Hi all! Easter has just ended, but it was there when I was still in the middle of synthesising this newsletter. Next to that, I had to be careful about the latest news that was published on April 1: April’s Fool Day (Check how Gary Marcus is excited about the GPT-5 preview). This week’s newsletter includes thoughts on the ongoing build-up to really helpful writing tools. In the news roundup, we have new AI battles, personal agents, LLM houses. And robots. A paper on the City as a Licence. And there are also some events to attend or track.
Triggered thought
Grammarly’s new generative AI features are intriguing yet intrusive, raising questions about the balance between suggestion and takeover. Writing remains the signature case for generative AI, just as music was for recommender systems, with Spotify Discover Weekly as the prime example. In the realm of creative writing, the ideal tool acts as a buddy, writing coach, and background researcher, but it has yet to be perfected. Some tools, like Grammarly, focus on improving grammar and now aim to inspire better writing through generative AI. ChatGPT and Claude promise to help build stronger arguments by easily incorporating background sources. However, there is a tension: the writing produced by these tools, especially ChatGPT, can be cliché-ridden and uninspiring. Lex, a tool that has undergone iterations to enhance creativity in writing, may be worth revisiting, so I did.

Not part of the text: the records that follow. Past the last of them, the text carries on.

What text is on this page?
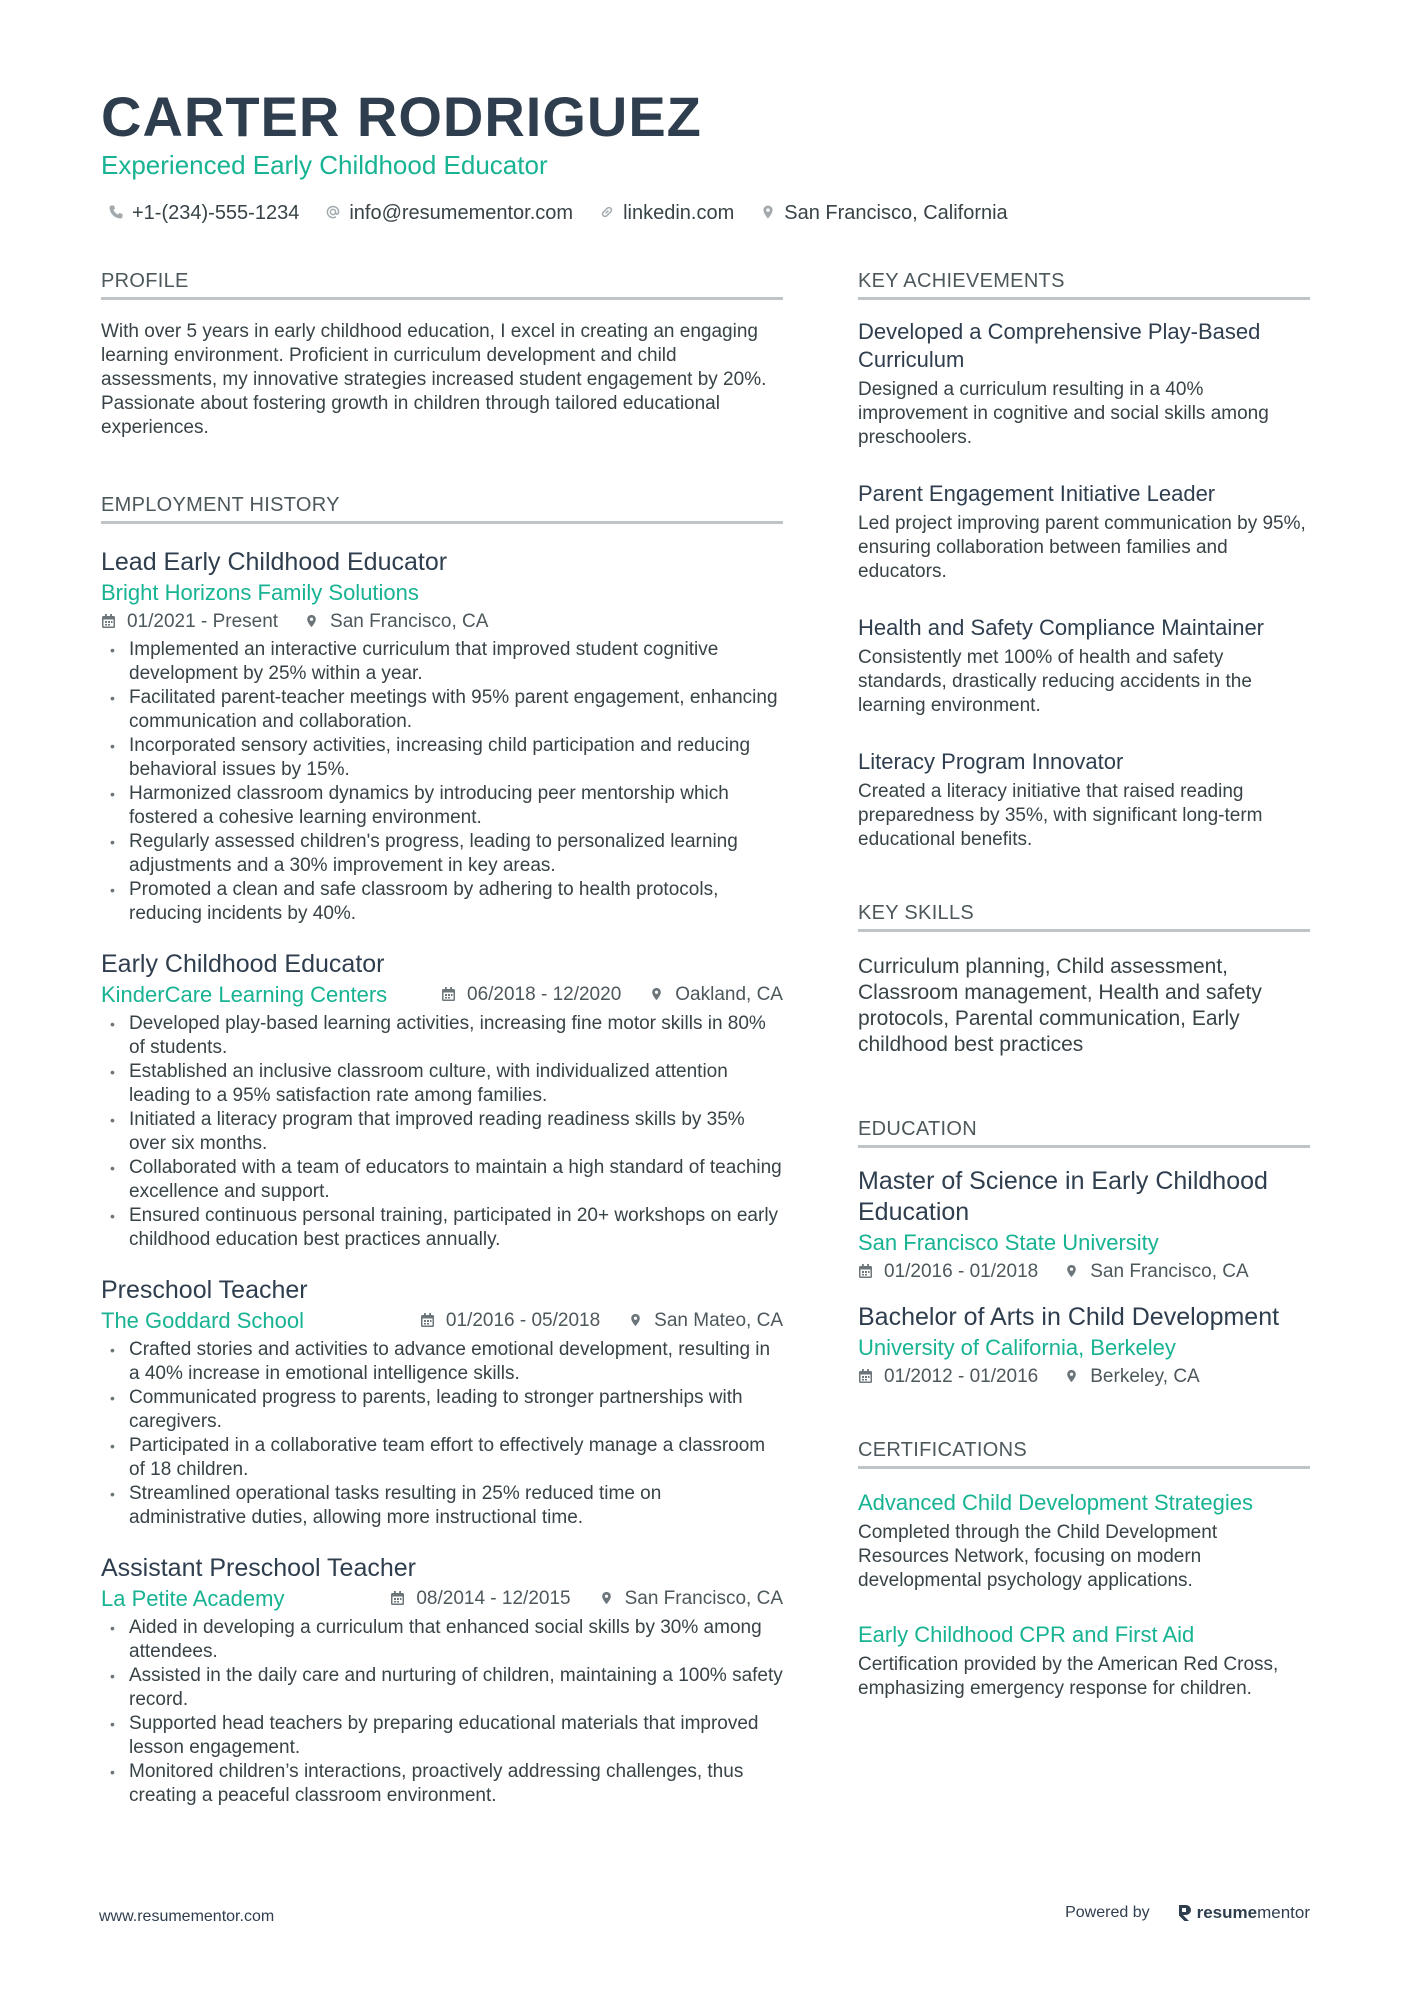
CARTER RODRIGUEZ
Experienced Early Childhood Educator
+1-(234)-555-1234	info@resumementor.com	linkedin.com	San Francisco, California
PROFILE

With over 5 years in early childhood education, I excel in creating an engaging learning environment. Proficient in curriculum development and child assessments, my innovative strategies increased student engagement by 20%. Passionate about fostering growth in children through tailored educational experiences.

EMPLOYMENT HISTORY
Lead Early Childhood Educator
Bright Horizons Family Solutions
01/2021 - Present	San Francisco, CA
• Implemented an interactive curriculum that improved student cognitive development by 25% within a year.
• Facilitated parent-teacher meetings with 95% parent engagement, enhancing communication and collaboration.
• Incorporated sensory activities, increasing child participation and reducing behavioral issues by 15%.
• Harmonized classroom dynamics by introducing peer mentorship which fostered a cohesive learning environment.
• Regularly assessed children's progress, leading to personalized learning adjustments and a 30% improvement in key areas.
• Promoted a clean and safe classroom by adhering to health protocols, reducing incidents by 40%.
Early Childhood Educator
KinderCare Learning Centers	06/2018 - 12/2020	Oakland, CA
• Developed play-based learning activities, increasing fine motor skills in 80% of students.
• Established an inclusive classroom culture, with individualized attention leading to a 95% satisfaction rate among families.
• Initiated a literacy program that improved reading readiness skills by 35% over six months.
• Collaborated with a team of educators to maintain a high standard of teaching excellence and support.
• Ensured continuous personal training, participated in 20+ workshops on early childhood education best practices annually.
Preschool Teacher
The Goddard School	01/2016 - 05/2018	San Mateo, CA
• Crafted stories and activities to advance emotional development, resulting in a 40% increase in emotional intelligence skills.
• Communicated progress to parents, leading to stronger partnerships with caregivers.
• Participated in a collaborative team effort to effectively manage a classroom of 18 children.
• Streamlined operational tasks resulting in 25% reduced time on administrative duties, allowing more instructional time.
Assistant Preschool Teacher
La Petite Academy	08/2014 - 12/2015	San Francisco, CA
• Aided in developing a curriculum that enhanced social skills by 30% among attendees.
• Assisted in the daily care and nurturing of children, maintaining a 100% safety record.
• Supported head teachers by preparing educational materials that improved lesson engagement.
• Monitored children’s interactions, proactively addressing challenges, thus creating a peaceful classroom environment.
KEY ACHIEVEMENTS
Developed a Comprehensive Play-Based Curriculum
Designed a curriculum resulting in a 40% improvement in cognitive and social skills among preschoolers.
Parent Engagement Initiative Leader
Led project improving parent communication by 95%, ensuring collaboration between families and educators.
Health and Safety Compliance Maintainer
Consistently met 100% of health and safety standards, drastically reducing accidents in the learning environment.
Literacy Program Innovator
Created a literacy initiative that raised reading preparedness by 35%, with significant long-term educational benefits.
KEY SKILLS

Curriculum planning, Child assessment, Classroom management, Health and safety protocols, Parental communication, Early childhood best practices

EDUCATION
Master of Science in Early Childhood Education
San Francisco State University
01/2016 - 01/2018	San Francisco, CA
Bachelor of Arts in Child Development
University of California, Berkeley
01/2012 - 01/2016	Berkeley, CA
CERTIFICATIONS
Advanced Child Development Strategies
Completed through the Child Development Resources Network, focusing on modern developmental psychology applications.
Early Childhood CPR and First Aid
Certification provided by the American Red Cross, emphasizing emergency response for children.
www.resumementor.com	Powered by	resume mentor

While it doesn’t yet add references, it is still necessary to construct narratives by prompting different services. I invited Lex to rewrite my first version, and it did a nice job, I think. I tried the rewrite function with Claude Opus and Sonnet, and with GPT-4. The latter creates rather formal speech and removes all personality. Funny enough, Claude Sonnet took a different standpoint, creating an observing piece: “the author wonders, etc…” So the above argumentation is built with the support of Claude Opus. And Grammarly, that keeps suggesting…
The question remains: when will we reach a point where a ghostwriter can start researching based on triggered concepts and collaboratively build a case without taking over the writing process entirely? One aspect is touched upon in the robotic facial expressions (see the news item below): in creating a natural feel of interaction, the AI must predict human behaviour to respond on time. But that is maybe something to dive into more at a later time and thought.